Relembre-se que Cabinda e Angola passaram para a esfera colonial portuguesa em circunstâncias muito diferentes, para além de serem mais as características (étnicas, culturais etc.) que afastam cabindas e angolanos do que as que os unem.
Acresce a separação física dos territórios e o facto de só em 1956 (oito anos antes do nascimento de João Gomes Cravinho), Portugal ter optado, por economia de meios, pela junção administrativa dos dois territórios.
A procura da independência data, no entanto, de 1956. Quatro anos depois da união administrativa com Angola, forma-se o Movimento de Libertação do Enclave de Cabinda (MLEC) e em 1963, dois anos depois do início da guerra em Angola, são criados o CAUNC - Comité de Acção da União Nacional dos Cabindas e o ALLIAMA - Aliança Maiombe.
A FLEC - Frente de Libertação do Enclave de Cabinda é fundada nesse mesmo ano, como resultado da fusão dos movimentos existentes e de forma a unir esforços que sensibilizassem Portugal para o desejo de independência.

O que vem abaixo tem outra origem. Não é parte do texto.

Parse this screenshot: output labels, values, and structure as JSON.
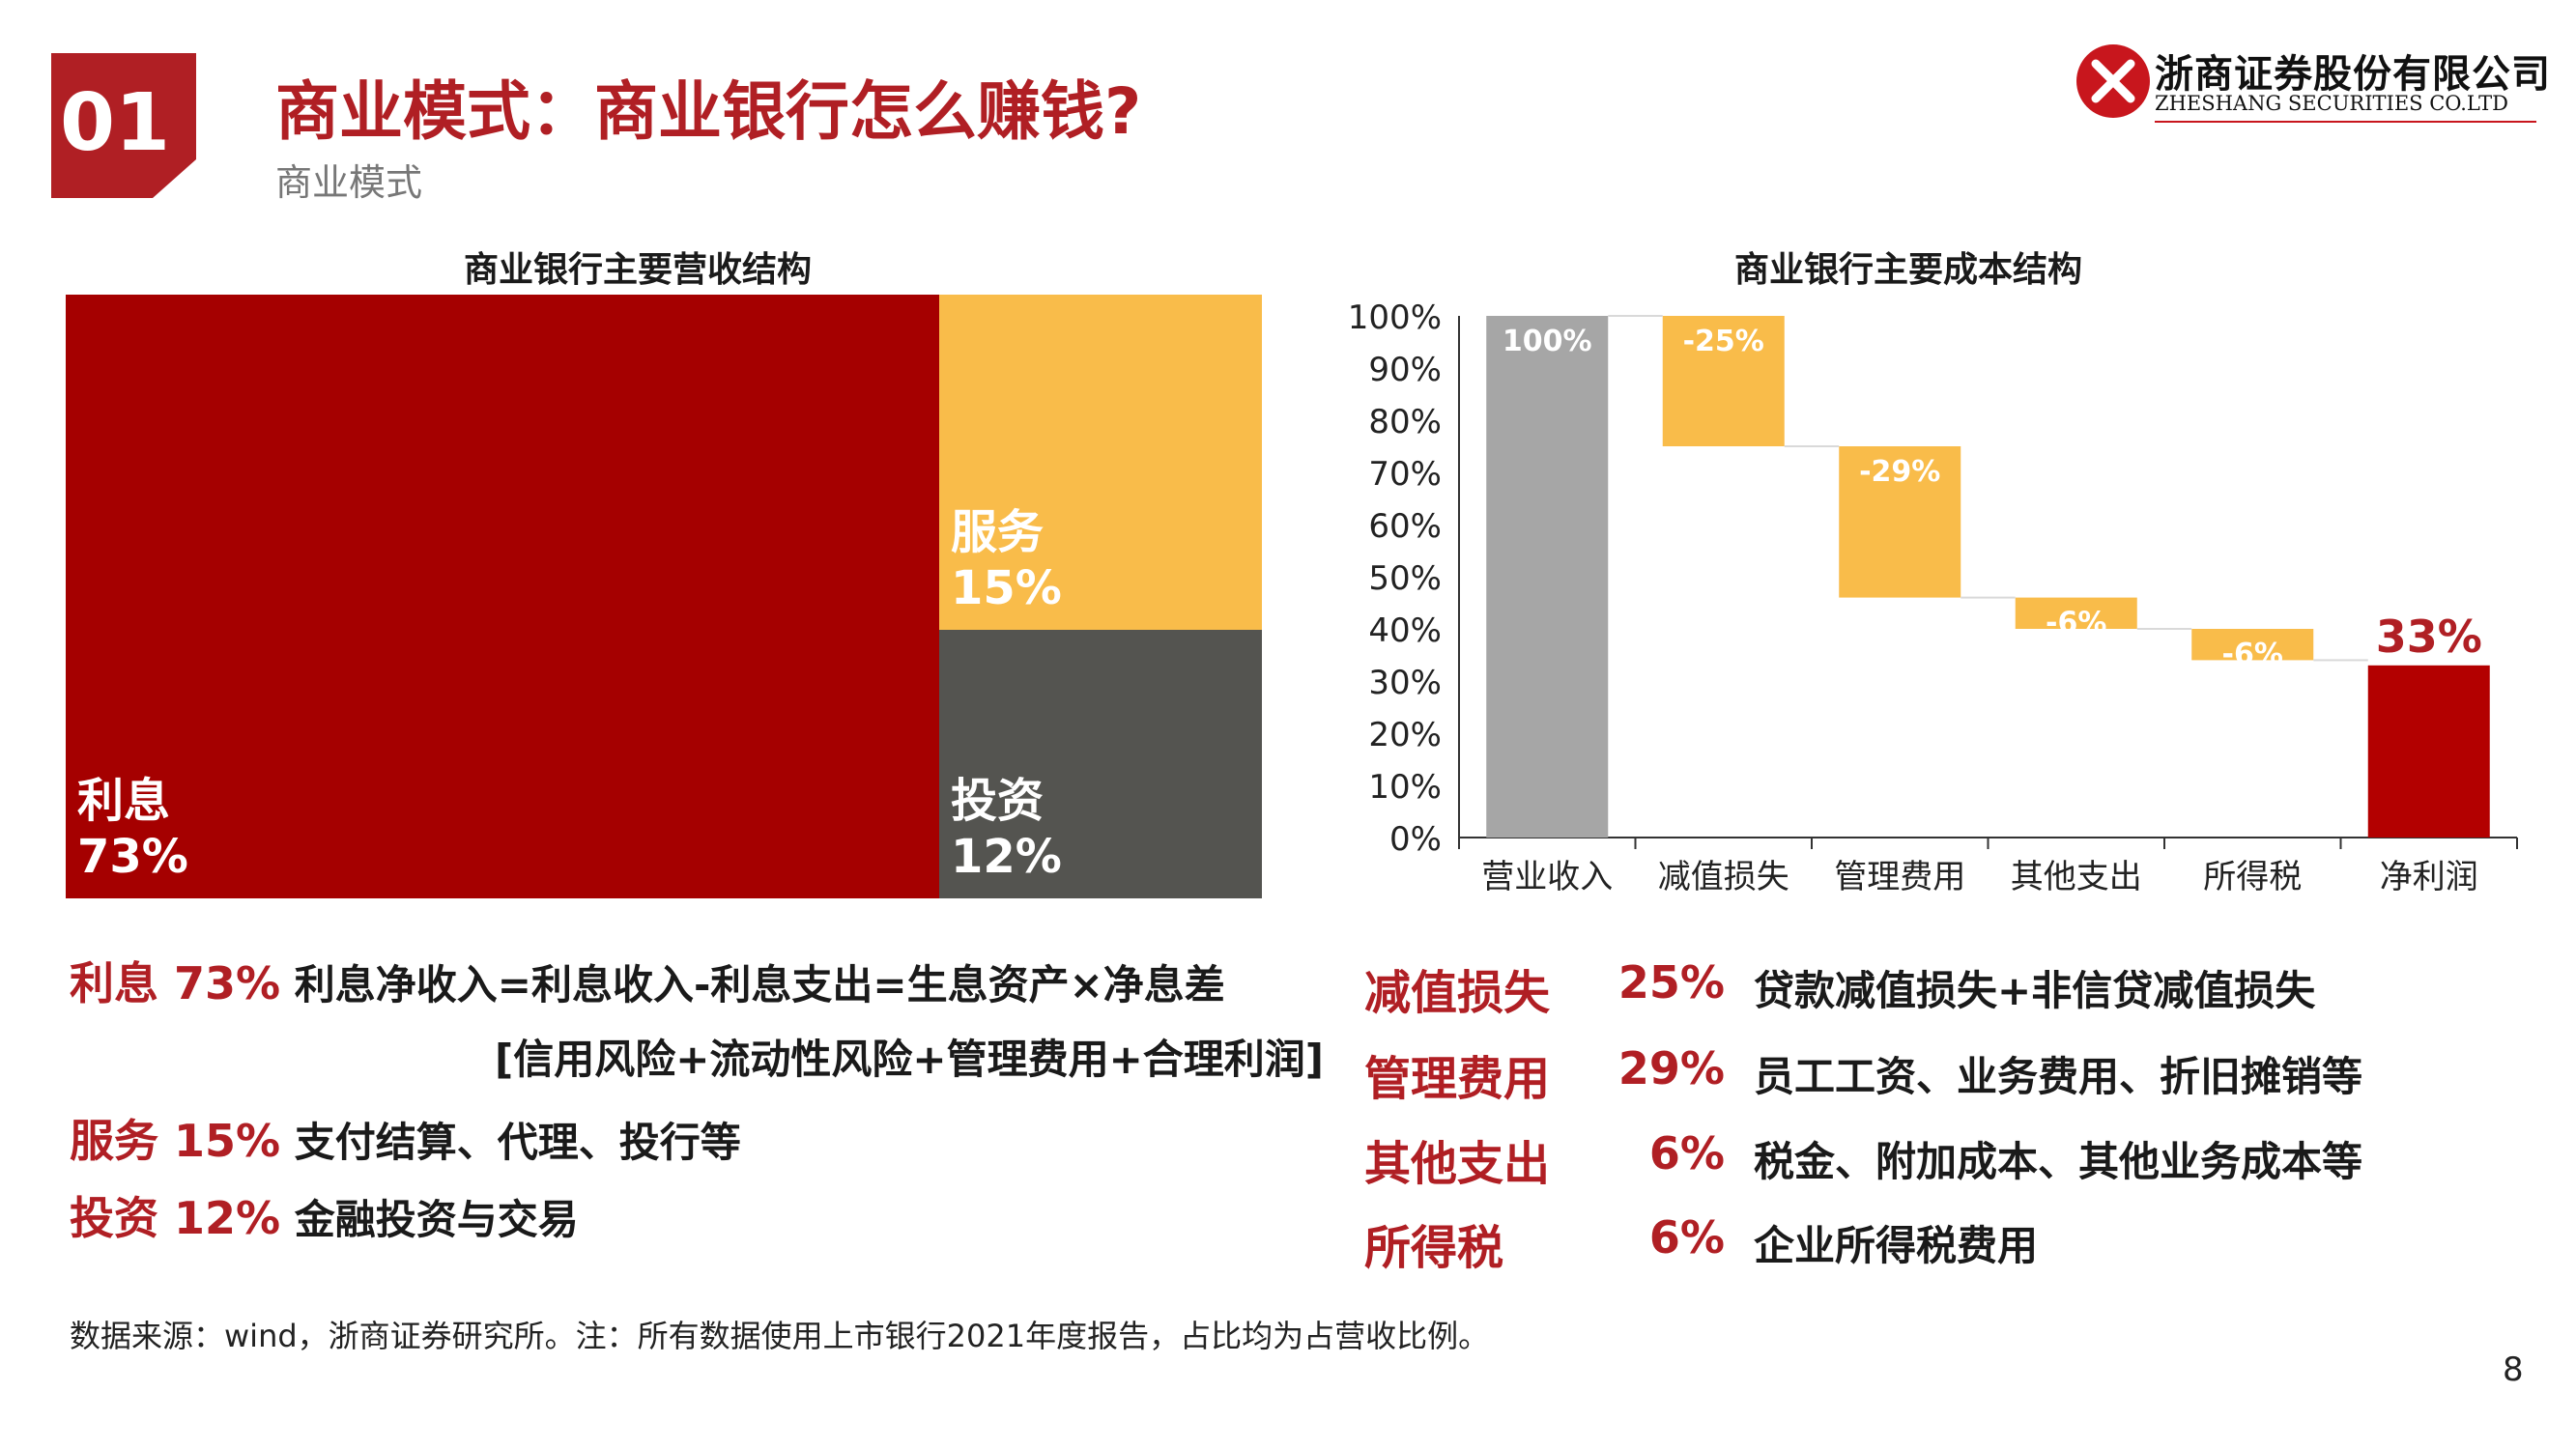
{
  "header": {
    "section_number": "01",
    "title": "商业模式：商业银行怎么赚钱?",
    "subtitle": "商业模式",
    "logo_cn": "浙商证券股份有限公司",
    "logo_en": "ZHESHANG SECURITIES CO.LTD"
  },
  "chart_data": [
    {
      "type": "treemap",
      "title": "商业银行主要营收结构",
      "items": [
        {
          "name": "利息",
          "value": 73,
          "label": "73%",
          "color": "#a50000"
        },
        {
          "name": "服务",
          "value": 15,
          "label": "15%",
          "color": "#f9bc4a"
        },
        {
          "name": "投资",
          "value": 12,
          "label": "12%",
          "color": "#545450"
        }
      ]
    },
    {
      "type": "waterfall",
      "title": "商业银行主要成本结构",
      "categories": [
        "营业收入",
        "减值损失",
        "管理费用",
        "其他支出",
        "所得税",
        "净利润"
      ],
      "values": [
        100,
        -25,
        -29,
        -6,
        -6,
        33
      ],
      "labels": [
        "100%",
        "-25%",
        "-29%",
        "-6%",
        "-6%",
        "33%"
      ],
      "kind": [
        "total",
        "delta",
        "delta",
        "delta",
        "delta",
        "total"
      ],
      "colors": {
        "start": "#a6a6a6",
        "delta": "#f9bc4a",
        "end": "#b30000"
      },
      "ylim": [
        0,
        100
      ],
      "yticks": [
        "0%",
        "10%",
        "20%",
        "30%",
        "40%",
        "50%",
        "60%",
        "70%",
        "80%",
        "90%",
        "100%"
      ]
    }
  ],
  "left_text": {
    "interest_label": "利息 73%",
    "interest_desc": "利息净收入=利息收入-利息支出=生息资产×净息差",
    "interest_desc2": "[信用风险+流动性风险+管理费用+合理利润]",
    "service_label": "服务 15%",
    "service_desc": "支付结算、代理、投行等",
    "invest_label": "投资 12%",
    "invest_desc": "金融投资与交易"
  },
  "right_text": [
    {
      "label": "减值损失",
      "pct": "25%",
      "desc": "贷款减值损失+非信贷减值损失"
    },
    {
      "label": "管理费用",
      "pct": "29%",
      "desc": "员工工资、业务费用、折旧摊销等"
    },
    {
      "label": "其他支出",
      "pct": "6%",
      "desc": "税金、附加成本、其他业务成本等"
    },
    {
      "label": "所得税",
      "pct": "6%",
      "desc": "企业所得税费用"
    }
  ],
  "footer": {
    "source": "数据来源：wind，浙商证券研究所。注：所有数据使用上市银行2021年度报告，占比均为占营收比例。",
    "page": "8"
  }
}
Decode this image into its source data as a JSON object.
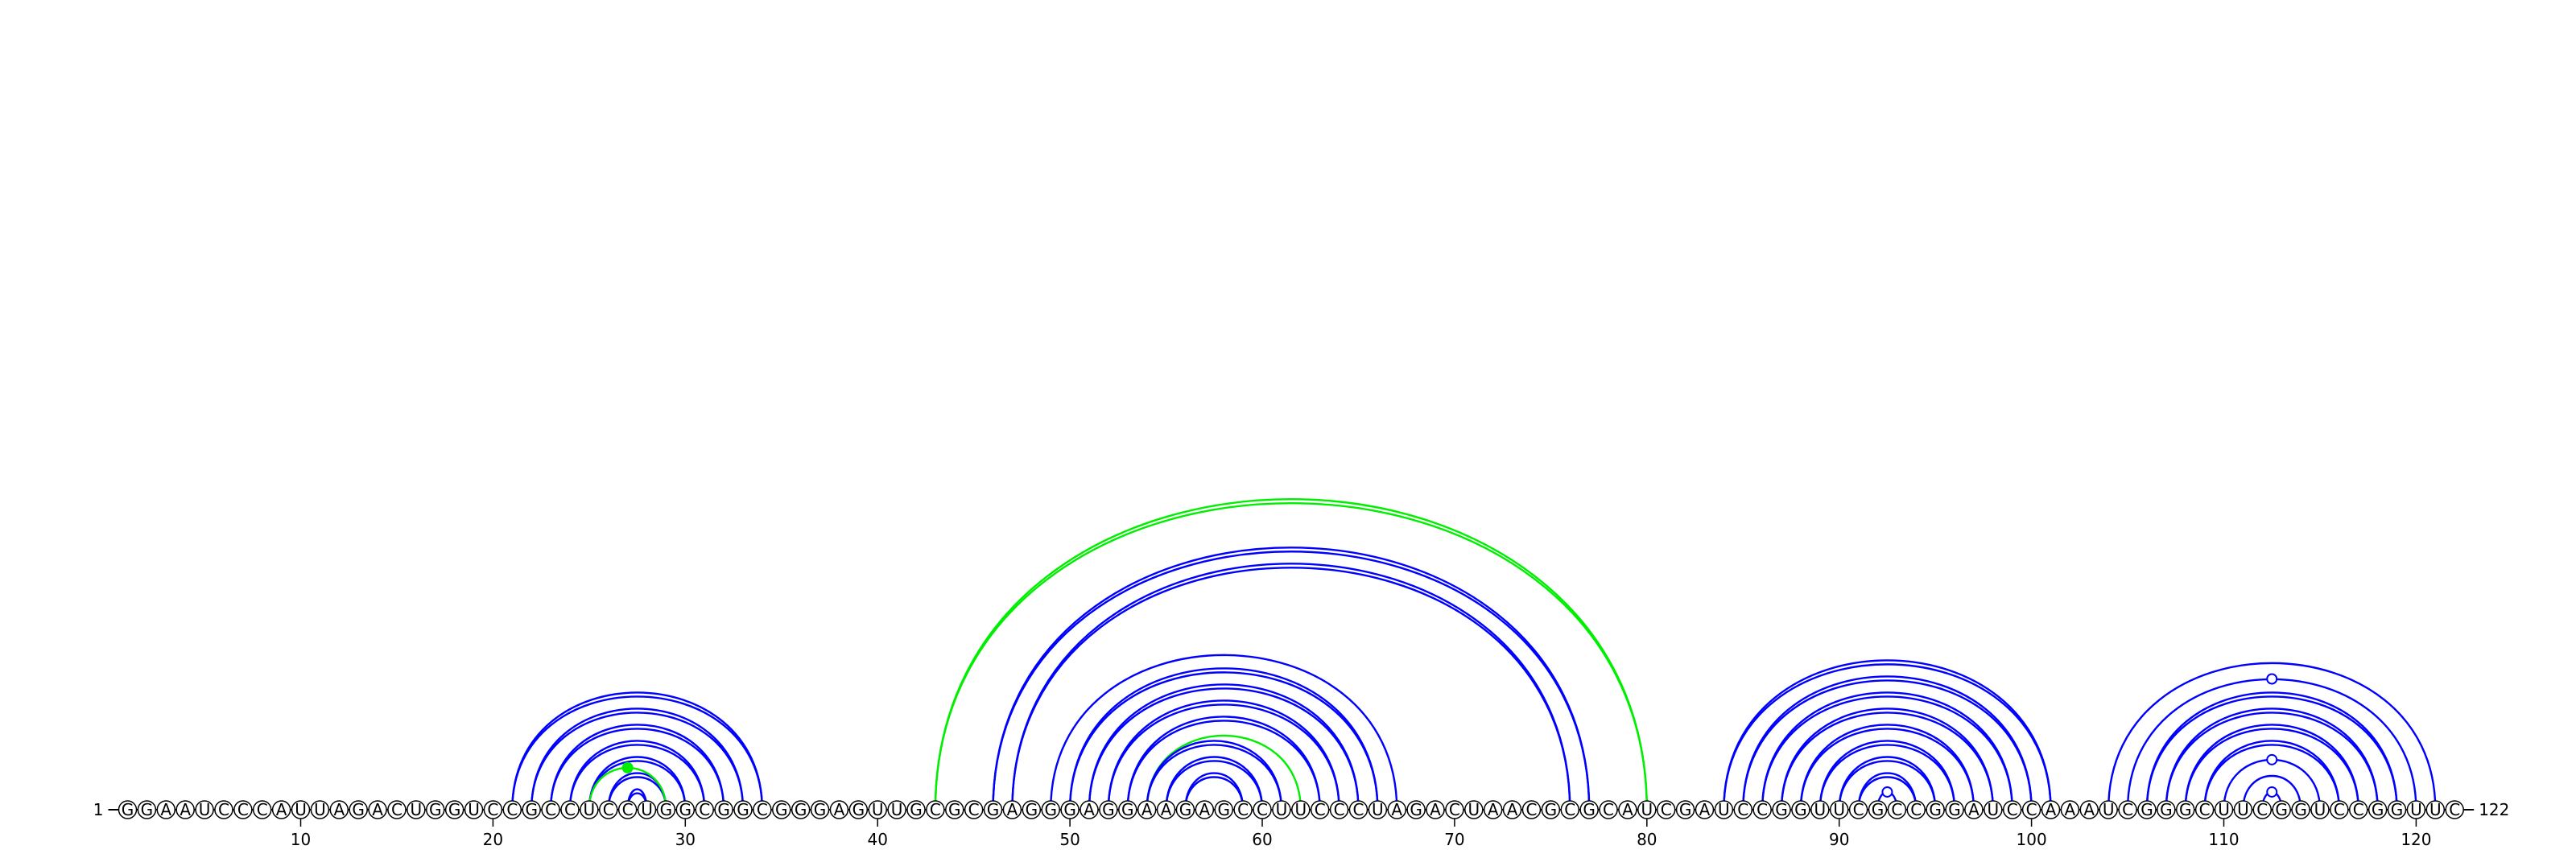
{
  "sequence": "GGAAUCCCAUUAGACUGGUCCGCCUCCUGGCGGCGGGAGUUGCGCGAGGGAGGAAGAGCCUUCCCUAGACUAACGCGCAUCGAUCCGGUUCGCCGGAUCCAAAUCGGGCUUCGGUCCGGUUC",
  "start_label": "1",
  "end_label": "122",
  "tick_labels": [
    "10",
    "20",
    "30",
    "40",
    "50",
    "60",
    "70",
    "80",
    "90",
    "100",
    "110",
    "120"
  ],
  "colors": {
    "pair_double": "#0000ff",
    "pair_single": "#0000ff",
    "pair_alt": "#00ee00"
  },
  "pairs": [
    {
      "i": 21,
      "j": 34,
      "style": "double"
    },
    {
      "i": 22,
      "j": 33,
      "style": "double"
    },
    {
      "i": 23,
      "j": 32,
      "style": "double"
    },
    {
      "i": 24,
      "j": 31,
      "style": "double"
    },
    {
      "i": 25,
      "j": 30,
      "style": "double"
    },
    {
      "i": 26,
      "j": 29,
      "style": "double"
    },
    {
      "i": 27,
      "j": 28,
      "style": "double"
    },
    {
      "i": 25,
      "j": 29,
      "style": "alt_single"
    },
    {
      "i": 43,
      "j": 80,
      "style": "alt_double"
    },
    {
      "i": 46,
      "j": 77,
      "style": "double"
    },
    {
      "i": 47,
      "j": 76,
      "style": "double"
    },
    {
      "i": 49,
      "j": 67,
      "style": "single"
    },
    {
      "i": 50,
      "j": 66,
      "style": "double"
    },
    {
      "i": 51,
      "j": 65,
      "style": "double"
    },
    {
      "i": 52,
      "j": 64,
      "style": "double"
    },
    {
      "i": 53,
      "j": 63,
      "style": "double"
    },
    {
      "i": 54,
      "j": 62,
      "style": "alt_single"
    },
    {
      "i": 54,
      "j": 61,
      "style": "double"
    },
    {
      "i": 55,
      "j": 60,
      "style": "double"
    },
    {
      "i": 56,
      "j": 59,
      "style": "double"
    },
    {
      "i": 84,
      "j": 101,
      "style": "double"
    },
    {
      "i": 85,
      "j": 100,
      "style": "double"
    },
    {
      "i": 86,
      "j": 99,
      "style": "double"
    },
    {
      "i": 87,
      "j": 98,
      "style": "double"
    },
    {
      "i": 88,
      "j": 97,
      "style": "double"
    },
    {
      "i": 89,
      "j": 96,
      "style": "double"
    },
    {
      "i": 90,
      "j": 95,
      "style": "double"
    },
    {
      "i": 91,
      "j": 94,
      "style": "double"
    },
    {
      "i": 92,
      "j": 93,
      "style": "single"
    },
    {
      "i": 104,
      "j": 121,
      "style": "single"
    },
    {
      "i": 105,
      "j": 120,
      "style": "single"
    },
    {
      "i": 106,
      "j": 119,
      "style": "double"
    },
    {
      "i": 107,
      "j": 118,
      "style": "double"
    },
    {
      "i": 108,
      "j": 117,
      "style": "double"
    },
    {
      "i": 109,
      "j": 116,
      "style": "double"
    },
    {
      "i": 110,
      "j": 115,
      "style": "single"
    },
    {
      "i": 111,
      "j": 114,
      "style": "single"
    },
    {
      "i": 112,
      "j": 113,
      "style": "single"
    }
  ],
  "noncanonical_markers": [
    {
      "i": 25,
      "j": 29,
      "filled": true,
      "color": "#00ee00"
    },
    {
      "i": 92,
      "j": 93,
      "filled": false,
      "color": "#0000ff"
    },
    {
      "i": 105,
      "j": 120,
      "filled": false,
      "color": "#0000ff"
    },
    {
      "i": 110,
      "j": 115,
      "filled": false,
      "color": "#0000ff"
    },
    {
      "i": 112,
      "j": 113,
      "filled": false,
      "color": "#0000ff"
    }
  ]
}
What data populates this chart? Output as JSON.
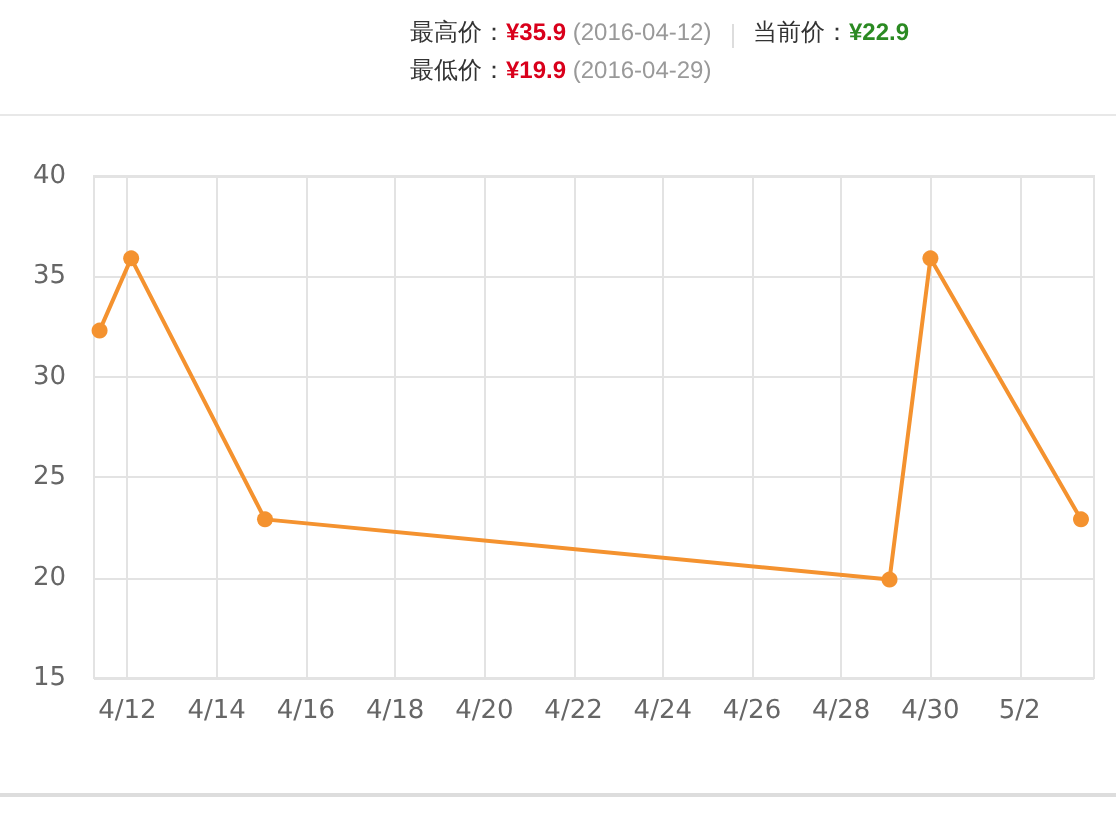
{
  "chart_data": {
    "type": "line",
    "annotations": [
      "最高价：¥35.9 (2016-04-12)",
      "当前价：¥22.9",
      "最低价：¥19.9 (2016-04-29)"
    ],
    "x": [
      "2016-04-11T09:00",
      "2016-04-12T02:00",
      "2016-04-15T02:00",
      "2016-04-29T02:00",
      "2016-04-30T00:00",
      "2016-05-03T09:00"
    ],
    "values": [
      32.3,
      35.9,
      22.9,
      19.9,
      35.9,
      22.9
    ],
    "color": "#f4922f",
    "marker": "circle",
    "line_style": "solid",
    "xlim": [
      "2016-04-11T06:00",
      "2016-05-03T16:00"
    ],
    "xticks": [
      {
        "value": "2016-04-12",
        "label": "4/12"
      },
      {
        "value": "2016-04-14",
        "label": "4/14"
      },
      {
        "value": "2016-04-16",
        "label": "4/16"
      },
      {
        "value": "2016-04-18",
        "label": "4/18"
      },
      {
        "value": "2016-04-20",
        "label": "4/20"
      },
      {
        "value": "2016-04-22",
        "label": "4/22"
      },
      {
        "value": "2016-04-24",
        "label": "4/24"
      },
      {
        "value": "2016-04-26",
        "label": "4/26"
      },
      {
        "value": "2016-04-28",
        "label": "4/28"
      },
      {
        "value": "2016-04-30",
        "label": "4/30"
      },
      {
        "value": "2016-05-02",
        "label": "5/2"
      }
    ],
    "ylim": [
      15,
      40
    ],
    "yticks": [
      15,
      20,
      25,
      30,
      35,
      40
    ],
    "grid": true
  }
}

Era seu líder Luís Ranque Franque.
Alguns observadores referem, a este propósito, que o programa de acção da FLEC (elaborado na altura da junção de todos os movimentos cabindas) era nos aspectos político, económico, social e cultural muito superior aos dos seus congéneres angolanos, MPLA e UPA.
Cabinda, ao contrário do que se passou com Angola, foi «adquirida» por Portugal no fim do Século XIX, em função de três tratados: o de Chinfuma, a 29 de Setembro de 1883, o de Chicamba, a 20 de Dezembro de 1884 e o de Simulambuco, a 1 de Fevereiro de 1885, tendo este anulado e substituído os anteriores.
Recorde-se que estes tratados foram assinados numa altura em que, nem sempre de forma ortodoxa, as potências europeias tentavam consolidar as suas conquistas coloniais. A Acta de Berlim, assinada em 26 de Fevereiro de 1885, consagrou e reconheceu a validade do Tratado de Simulambuco.
No caso de Angola, a ocupação portuguesa remonta a 1482, altura em que Diogo Cão chega ao território. E, ao contrário do que se passou em Cabinda, a colonização portuguesa em Angola sempre teve sérias dificuldades e constantes confrontos com as populações, de que são exemplos marcantes, nos séculos XVII e XVIII, a resistência dos Bantos e sobretudo da tribo N' Gola.
É ainda histórico o facto de a instalação dos portugueses em Angola ter sido feita pela força, sem enquadramento jurídico participado pelos indígenas, enquanto a de Cabinda se deu, de facto e de jure, com a celebração dos referidos tratados, subscritos pelas autoridades vigentes na potência colonial e no território a colonizar.
Segundo a letra e o espírito do Tratado de Simulambuco, assinado por princípes, governadores e notáveis de Cabinda (e pacificamente aceite pelas populações), o território ficou «sob a protecção da Bandeira Portuguesa». Vinte cruzes e duas assinaturas de cabindas e a do comandante da corveta «Rainha de Portugal», Augusto Guilherme Capelo, selaram o acordo.
Duvida-se que a terminologia jurídica de então, e constante do tratado, tenha sido percebida pelos subscritores cabindas. No entanto, crê-se que a síntese do texto tenha sido entendida, já que se referia apenas à «manutenção da autoridade, integridade territorial e protecção».
No contexto histórico da época, o Tratado de Simulambuco reflecte tanto à luz do Direito Internacional como do interno português, algo semelhante ao dos protectorados franceses da Tunísia e de Marrocos.
Apesar da anexação administrativa, Cabinda sempre foi entendida por Portugal como um assunto e um território distintos de Angola. A própria Constituição Portuguesa, de 1933, cita no nº 2 do Artigo 1 (Garantias Fundamentais), Cabinda de forma específica e distinta de Angola.
Partindo desta realidade constitucional, a ligação administrativa registada em 1956 nunca foi entendida como uma fusão com Angola.